Holger Nils Pohl hat das Buch aus seiner eigenen Erfahrung als „Aspie“ geschrieben und die Verlagsangaben
verraten auch, dass er Vater von Kindern im Autismus-Spektrum ist. Das Hardcover-Buch wurde von Benjamin
Dammeier illustriert, umfasst 76 Seiten und wird ab einem Alter von fünf Jahren empfohlen.

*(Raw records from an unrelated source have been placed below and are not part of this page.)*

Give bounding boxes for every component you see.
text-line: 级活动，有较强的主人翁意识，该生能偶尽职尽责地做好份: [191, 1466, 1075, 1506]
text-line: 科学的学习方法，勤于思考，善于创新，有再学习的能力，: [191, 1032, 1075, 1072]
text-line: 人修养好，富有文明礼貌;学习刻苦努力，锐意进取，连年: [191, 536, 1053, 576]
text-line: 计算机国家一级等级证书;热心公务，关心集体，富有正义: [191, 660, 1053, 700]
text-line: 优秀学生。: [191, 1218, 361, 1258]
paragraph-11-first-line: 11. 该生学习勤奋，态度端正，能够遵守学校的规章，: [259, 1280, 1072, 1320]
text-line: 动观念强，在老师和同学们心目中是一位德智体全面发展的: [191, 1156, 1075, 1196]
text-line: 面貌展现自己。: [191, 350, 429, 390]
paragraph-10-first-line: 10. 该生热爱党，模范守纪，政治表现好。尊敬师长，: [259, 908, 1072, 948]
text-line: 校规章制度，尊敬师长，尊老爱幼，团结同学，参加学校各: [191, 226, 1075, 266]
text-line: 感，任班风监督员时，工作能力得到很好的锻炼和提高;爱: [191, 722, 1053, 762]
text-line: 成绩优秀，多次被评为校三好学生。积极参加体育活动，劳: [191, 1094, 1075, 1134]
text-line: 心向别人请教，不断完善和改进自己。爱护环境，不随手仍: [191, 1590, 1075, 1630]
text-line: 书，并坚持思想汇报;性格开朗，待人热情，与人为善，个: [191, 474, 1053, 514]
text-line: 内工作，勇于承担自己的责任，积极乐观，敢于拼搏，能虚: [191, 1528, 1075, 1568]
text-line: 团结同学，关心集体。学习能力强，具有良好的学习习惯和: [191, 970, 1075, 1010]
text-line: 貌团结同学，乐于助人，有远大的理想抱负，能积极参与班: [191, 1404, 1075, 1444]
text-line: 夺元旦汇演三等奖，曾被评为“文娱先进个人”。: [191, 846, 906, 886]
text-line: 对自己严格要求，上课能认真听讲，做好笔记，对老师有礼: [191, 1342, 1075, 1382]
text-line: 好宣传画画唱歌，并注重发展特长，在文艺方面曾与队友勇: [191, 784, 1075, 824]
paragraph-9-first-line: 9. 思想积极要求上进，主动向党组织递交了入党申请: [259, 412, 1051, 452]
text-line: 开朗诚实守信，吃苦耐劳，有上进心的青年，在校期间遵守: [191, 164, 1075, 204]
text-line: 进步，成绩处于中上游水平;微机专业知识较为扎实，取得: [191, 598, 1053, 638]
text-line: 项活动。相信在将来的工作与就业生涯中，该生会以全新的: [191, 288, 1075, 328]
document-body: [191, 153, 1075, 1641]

In der Geschichte muss ein wandlungsfähiges Alien auf der Erde notlanden. Es trifft verschiedene Tiere und passt sich
diesen seinen Möglichkeiten entsprechend an, aber ein Miteinander scheitert trotzdem an Missverständnissen, die
meist in der Sprache oder in ungeschriebenen Regeln begründet sind. Dies ändert sich, als das Alien auf ein
Schnabeltier trifft …
Die Geschichte erklärt auf sehr anschauliche Weise, was Masking (Maskieren, das Nachahmen der Verhaltensweisen
nicht-autistischer Menschen) ist, warum es viel Energie kostet und wieso es nicht immer den gewünschten Erfolg hat.
Die Akteure der Geschichte sind Tiere, sodass das Buch sicherlich nicht nur für nicht-autistische Kinder Erklärungen
zum Thema Autismus zu liefern vermag, sondern auch jüngeren autistischen Kindern ihre Schwierigkeiten zu erklären
vermag.
Im Anhang befinden sich kindgerechte Erklärungen zu verschiedenen Aspekten von Autismus – wie beispielsweise
Überforderung, Spezialinteresse, Metaphern – und die Aufforderung, die eigene Besonderheit mithilfe eines Tieres
herauszufinden: „Wärst du eine mutige Maus? Ein eleganter Elefant? Oder vielleicht ein lustiger Löwe?“ (S. 70)
Die Geschichte „Falscher Planet“ ist geeignet, um bei Kindern mehr Verständnis für Wesen (Menschen), die anders
sind, zu erzeugen. Sie erklärt einfallsreich, wie sich autistische Menschen in bestimmten Situationen fühlen. Dies wird
durch witzige Illustrationen unterstützt. Beim Lesen der Geschichte sollte besonders bei jüngeren Kindern ein
Erwachsener, der sich mit Autismus auskennt, anwesend sein, um die Fragen der Kinder sofort beantworten zu
können und um den Bezug zu dem autistischen Kind, welches die Lektüre des Buches ausgelöst hat, herzustellen.
Ich finde, dass sich dieses Buch auch für Geschwisterkinder eignet, und werde es deshalb meiner Liste mit hilfreichen
Materialien für Geschwisterkinder hinzufügen.